Relationship classification admin

2. Hand-curated narrative

The Copper Supply Chain page on companygraph.me is not AI-generated. content-management-system/content/articles/supply-chains/supply-chain-copper.json contains 2,000+ words of hand-written structural commentary — declining ore grades, smelting concentration in countries that control processing, ten-to-fifteen-year mine timelines from discovery to production. The kind of writing that compounds: it stays right whether the model improves or not.

Copper Supply Chain page

3. AI enrichment of typed fields

For company-level descriptions, AI is used — but the output is structured, not prose.

BatchCoordinator/Executors/CyberneticSpineJsonParser.ApplySpine parses LLM output into eight individual typed columns on the CyberneticSpine entity: SpineAnchor, SpinePrimary, SpineSecondary, CompanyOneLiner, SystemFunction, BindingConstraint, StructuralDifferentiator, StructuralVulnerability.

ApplySpine source

The migration 20260420091656_AddCyberneticSpine.cs shows each spine field as its own text column. Not a JSONB blob. Queryable across companies, validated independently, comparable side-by-side. That separation is what makes the AI output useful: it can be sampled, audited, and replaced field-by-field as the prompt evolves.

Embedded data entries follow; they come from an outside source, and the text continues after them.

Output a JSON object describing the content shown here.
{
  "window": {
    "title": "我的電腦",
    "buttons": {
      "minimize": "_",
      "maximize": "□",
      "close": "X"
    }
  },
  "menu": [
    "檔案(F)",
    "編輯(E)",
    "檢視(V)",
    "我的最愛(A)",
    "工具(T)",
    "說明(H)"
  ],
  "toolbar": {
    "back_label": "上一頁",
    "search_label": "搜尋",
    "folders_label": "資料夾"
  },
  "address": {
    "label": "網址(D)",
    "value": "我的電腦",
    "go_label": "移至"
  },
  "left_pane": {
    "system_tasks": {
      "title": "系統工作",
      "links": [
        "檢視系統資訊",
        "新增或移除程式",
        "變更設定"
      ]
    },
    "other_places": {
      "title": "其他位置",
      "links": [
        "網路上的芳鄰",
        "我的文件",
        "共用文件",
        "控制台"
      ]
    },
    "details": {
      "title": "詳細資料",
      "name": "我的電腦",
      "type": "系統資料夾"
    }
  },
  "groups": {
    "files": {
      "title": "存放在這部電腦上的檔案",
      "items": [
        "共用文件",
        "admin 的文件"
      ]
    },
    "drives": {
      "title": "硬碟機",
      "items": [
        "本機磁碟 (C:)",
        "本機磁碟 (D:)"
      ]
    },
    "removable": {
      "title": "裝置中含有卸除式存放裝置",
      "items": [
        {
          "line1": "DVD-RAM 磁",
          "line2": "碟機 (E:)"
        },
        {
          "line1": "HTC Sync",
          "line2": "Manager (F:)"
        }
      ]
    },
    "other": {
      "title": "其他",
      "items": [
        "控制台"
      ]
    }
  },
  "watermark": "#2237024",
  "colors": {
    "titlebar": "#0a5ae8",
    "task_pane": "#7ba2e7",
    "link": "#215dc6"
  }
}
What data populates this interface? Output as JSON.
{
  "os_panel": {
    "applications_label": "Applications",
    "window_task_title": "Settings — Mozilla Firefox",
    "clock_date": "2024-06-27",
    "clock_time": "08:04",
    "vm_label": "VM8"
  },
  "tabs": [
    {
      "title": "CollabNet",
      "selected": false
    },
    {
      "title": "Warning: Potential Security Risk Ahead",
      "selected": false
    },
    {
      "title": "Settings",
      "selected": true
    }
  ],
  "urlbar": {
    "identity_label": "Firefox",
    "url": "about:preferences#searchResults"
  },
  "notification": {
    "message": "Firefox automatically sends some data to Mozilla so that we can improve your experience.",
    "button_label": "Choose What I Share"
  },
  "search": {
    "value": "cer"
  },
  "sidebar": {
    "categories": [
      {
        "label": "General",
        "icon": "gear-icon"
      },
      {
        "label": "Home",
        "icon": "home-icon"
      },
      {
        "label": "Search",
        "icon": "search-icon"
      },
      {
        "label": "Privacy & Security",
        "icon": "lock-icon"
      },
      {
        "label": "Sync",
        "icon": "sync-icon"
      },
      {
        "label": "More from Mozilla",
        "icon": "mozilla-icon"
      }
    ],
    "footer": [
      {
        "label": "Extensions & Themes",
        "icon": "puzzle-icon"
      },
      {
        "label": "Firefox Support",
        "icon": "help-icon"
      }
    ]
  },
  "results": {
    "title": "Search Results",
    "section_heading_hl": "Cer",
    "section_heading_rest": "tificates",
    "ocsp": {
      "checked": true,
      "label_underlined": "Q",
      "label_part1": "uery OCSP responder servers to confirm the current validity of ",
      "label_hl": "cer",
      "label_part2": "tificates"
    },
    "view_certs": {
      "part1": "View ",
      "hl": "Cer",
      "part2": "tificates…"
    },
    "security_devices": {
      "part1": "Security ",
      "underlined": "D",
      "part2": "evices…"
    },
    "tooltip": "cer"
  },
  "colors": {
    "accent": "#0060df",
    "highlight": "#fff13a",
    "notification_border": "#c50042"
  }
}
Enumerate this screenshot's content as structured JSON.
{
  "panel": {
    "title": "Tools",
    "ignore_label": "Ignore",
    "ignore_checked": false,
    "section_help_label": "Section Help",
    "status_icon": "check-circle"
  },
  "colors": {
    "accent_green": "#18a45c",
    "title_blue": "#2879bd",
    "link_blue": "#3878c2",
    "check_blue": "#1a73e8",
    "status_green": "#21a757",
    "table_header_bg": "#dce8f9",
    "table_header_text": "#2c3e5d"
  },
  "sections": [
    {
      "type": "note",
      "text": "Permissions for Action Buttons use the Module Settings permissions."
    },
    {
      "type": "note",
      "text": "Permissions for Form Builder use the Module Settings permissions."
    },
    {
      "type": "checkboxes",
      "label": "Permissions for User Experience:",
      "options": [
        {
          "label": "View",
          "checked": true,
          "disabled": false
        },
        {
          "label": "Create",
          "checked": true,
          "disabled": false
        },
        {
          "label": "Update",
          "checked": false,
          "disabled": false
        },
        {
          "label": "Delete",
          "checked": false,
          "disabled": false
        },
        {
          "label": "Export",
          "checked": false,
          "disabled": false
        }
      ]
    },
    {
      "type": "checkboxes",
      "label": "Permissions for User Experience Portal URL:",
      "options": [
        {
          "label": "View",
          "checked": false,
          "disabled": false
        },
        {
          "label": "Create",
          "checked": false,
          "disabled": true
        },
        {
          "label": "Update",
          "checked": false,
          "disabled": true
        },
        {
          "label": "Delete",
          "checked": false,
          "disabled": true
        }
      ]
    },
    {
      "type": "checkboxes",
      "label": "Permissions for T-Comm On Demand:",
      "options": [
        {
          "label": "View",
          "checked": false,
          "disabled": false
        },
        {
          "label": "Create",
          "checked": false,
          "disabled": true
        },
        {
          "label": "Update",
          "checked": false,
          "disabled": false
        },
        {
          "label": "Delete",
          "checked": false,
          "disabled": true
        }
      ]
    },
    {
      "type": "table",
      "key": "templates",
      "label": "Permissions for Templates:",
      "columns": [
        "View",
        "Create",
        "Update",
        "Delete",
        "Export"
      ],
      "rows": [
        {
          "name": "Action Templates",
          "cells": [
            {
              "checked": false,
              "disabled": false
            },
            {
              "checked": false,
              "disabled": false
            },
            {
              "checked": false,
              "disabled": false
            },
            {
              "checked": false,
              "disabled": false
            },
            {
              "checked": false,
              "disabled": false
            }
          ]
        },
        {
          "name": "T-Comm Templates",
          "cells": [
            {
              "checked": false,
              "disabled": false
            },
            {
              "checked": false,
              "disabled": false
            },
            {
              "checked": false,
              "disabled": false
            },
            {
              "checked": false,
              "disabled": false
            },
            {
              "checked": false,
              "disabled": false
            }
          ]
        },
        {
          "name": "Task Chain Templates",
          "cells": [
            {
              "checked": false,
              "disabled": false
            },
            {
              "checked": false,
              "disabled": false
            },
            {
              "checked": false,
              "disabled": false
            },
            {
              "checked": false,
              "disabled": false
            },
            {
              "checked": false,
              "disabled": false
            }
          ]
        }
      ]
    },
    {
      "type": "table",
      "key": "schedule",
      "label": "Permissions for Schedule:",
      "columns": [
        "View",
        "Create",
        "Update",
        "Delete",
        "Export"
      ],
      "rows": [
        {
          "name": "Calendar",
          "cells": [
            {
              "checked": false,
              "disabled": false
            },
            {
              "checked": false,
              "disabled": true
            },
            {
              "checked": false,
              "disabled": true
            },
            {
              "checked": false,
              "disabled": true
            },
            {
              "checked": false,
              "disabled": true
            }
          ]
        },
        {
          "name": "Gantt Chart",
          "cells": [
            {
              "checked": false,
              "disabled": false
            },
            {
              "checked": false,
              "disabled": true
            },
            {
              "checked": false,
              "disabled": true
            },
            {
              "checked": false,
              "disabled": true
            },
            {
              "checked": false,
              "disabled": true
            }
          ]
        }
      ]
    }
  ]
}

The prompt itself is versioned. v1 → v7+, each version a document in source control. A deprecated version is preserved for at least two more iterations because rollback is non-negotiable: a "better" prompt sometimes produces worse outputs in ways that only show up on companies you didn't sample.

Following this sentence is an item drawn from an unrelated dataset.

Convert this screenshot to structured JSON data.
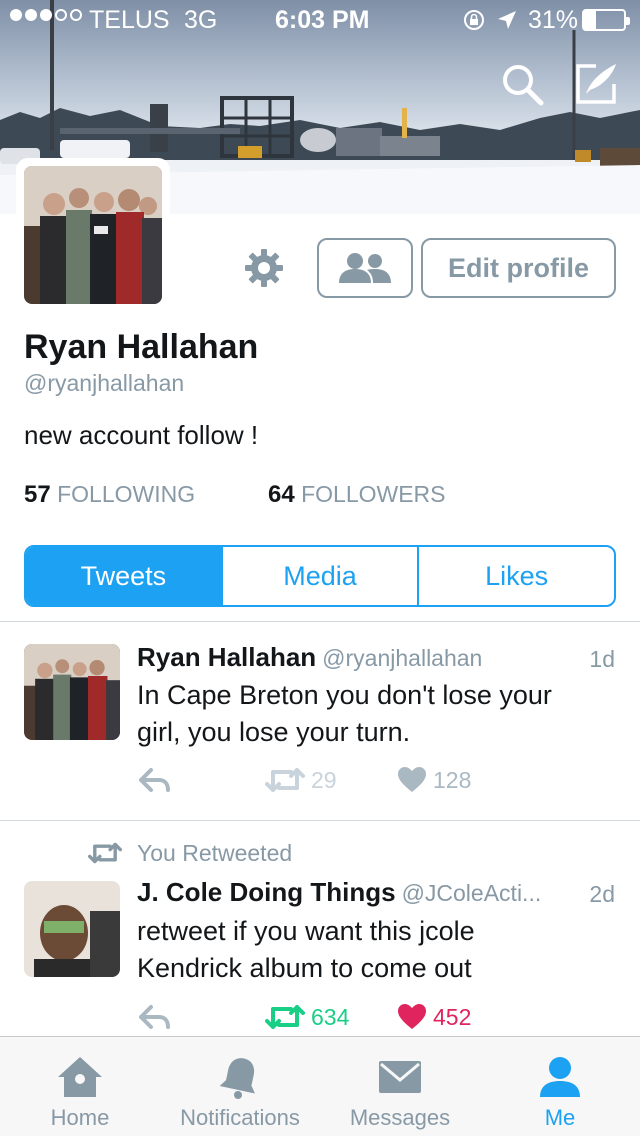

Hard validation gates run before storage: length caps (no soft "around 150 words" — a hard cap or it fails), banned phrases checked literally, required structure (present-tense, mechanism-focused), and a removal test (the description must say something that would change if a key fact about the company changed; generic descriptions get rejected).

4. Surfaces the structure

The structured layer makes navigation possible. The supply-chain graph is one rendering of IndustryConnection rows.

Supply chain knowledge graph

The screener is another — typed observations and interpretations rendered as filterable pills, navigable by users who would never see the underlying tables.

CompanyGraph screener

Same data, different surface. Once the entities and types exist, surfaces are cheap.

What this proves Smallbox can do

Take the data already inside a system — entities, relationships, classifications, histories — and turn it into pages, graphs, search, internal linking, and explanations. Use AI for typed enrichment after the model is in place. Keep prose where prose belongs, in hand-written articles that compound over time.


A note on naming

This case used to be titled "AI-assisted content production." That framing put the tool in the headline and obscured the actual capability. The interesting engineering is the structured pipeline. The AI is one component inside it.